US 11,853,789 B2
Resource manager integration in cloud computing environments
Ilya Beyer, Mill Valley, CA (US); Manoj Sharma, Sunnyvale, CA (US); Gururaj Pangal, Pleasanton, CA (US); and Maurilio Cometto, Redwood City, CA (US)
Assigned to Google LLC, Mountain View, CA (US)
Filed by Google LLC, Mountain View, CA (US)
Filed on Nov. 23, 2022, as Appl. No. 18/058,597.
Application 18/058,597 is a continuation of application No. 17/086,289, filed on Oct. 30, 2020, granted, now 11,531,561.
Application 17/086,289 is a continuation of application No. 16/135,185, filed on Sep. 19, 2018, granted, now 10,846,122, issued on Nov. 24, 2020.
Prior Publication US 2023/0090171 A1, Mar. 23, 2023
This patent is subject to a terminal disclaimer.
Int. Cl. G06F 9/455 (2018.01); G06F 9/50 (2006.01); G06F 8/60 (2018.01)

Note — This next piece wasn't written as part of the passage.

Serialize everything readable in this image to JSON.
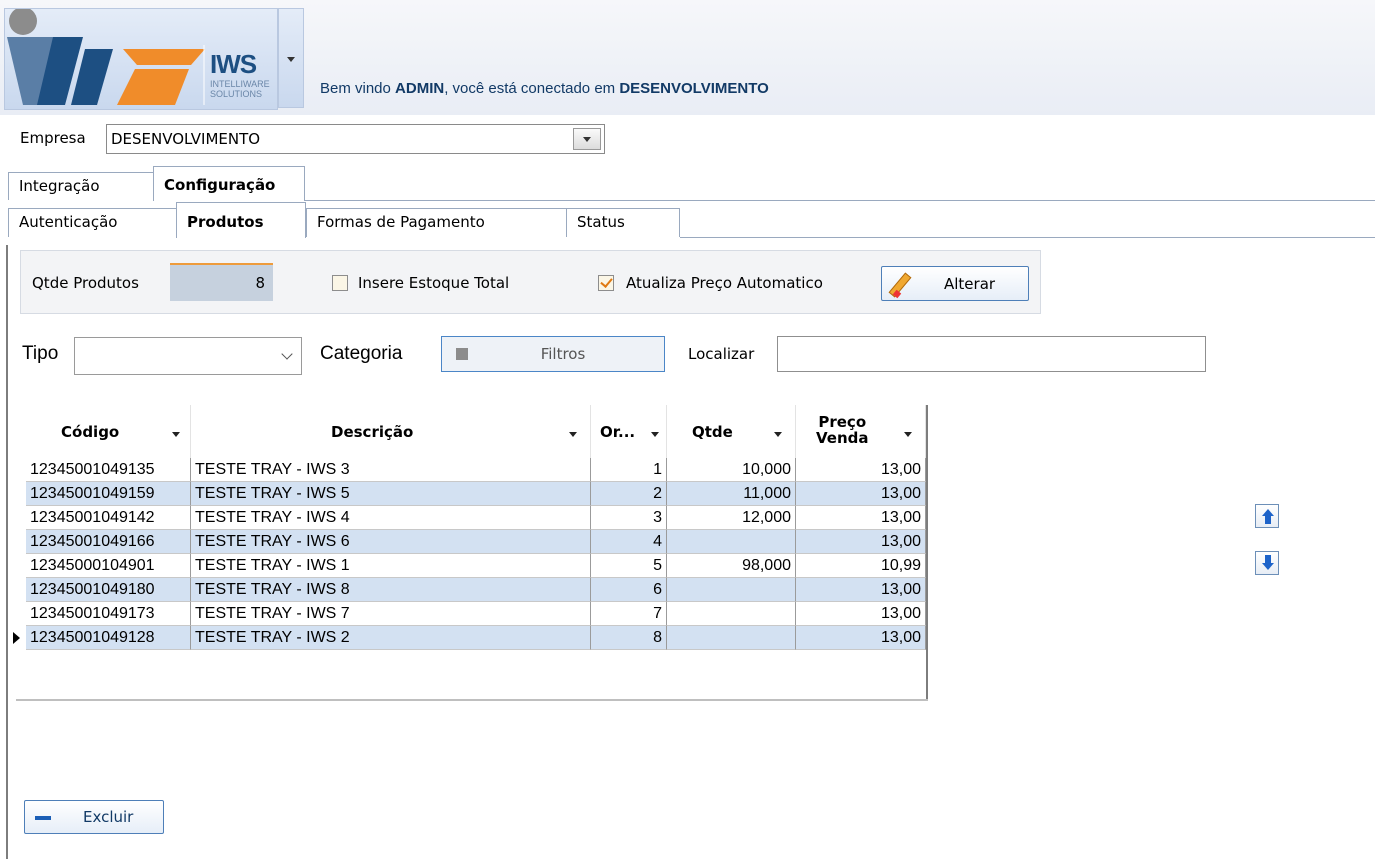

CPC G06F 9/45558 (2013.01) [G06F 8/60 (2013.01); G06F 9/5072 (2013.01); G06F 9/5077 (2013.01); G06F 2009/45583 (2013.01); G06F 2209/5011 (2013.01)] 18 Claims
OG exemplary drawing
 
1. A computer-implemented method executed by data processing hardware that causes the data processing hardware to perform operations comprising:
executing a public-cloud computing environment comprising a public-cloud resource interface through which one or more clients interact with one or more virtual machines;
receiving a request to provision a private-cloud virtual machine in a private-cloud computing environment comprising one or more existing private-cloud virtual machines;
based on receiving the request to provision the private-cloud virtual machine in the private-cloud computing environment, provisioning a new private-cloud virtual machine in the private-cloud computing environment, the new private-cloud virtual machine accessible to the one or more clients through the public-cloud resource interface;
establishing an association between a public-cloud resource identifier and the new private-cloud virtual machine;
identifying, from the one or more existing private-cloud virtual machines, a previously-existing private-cloud virtual machine that is currently non-existent; and
invoking a dehydrate operation for the previously-existing private-cloud virtual machine.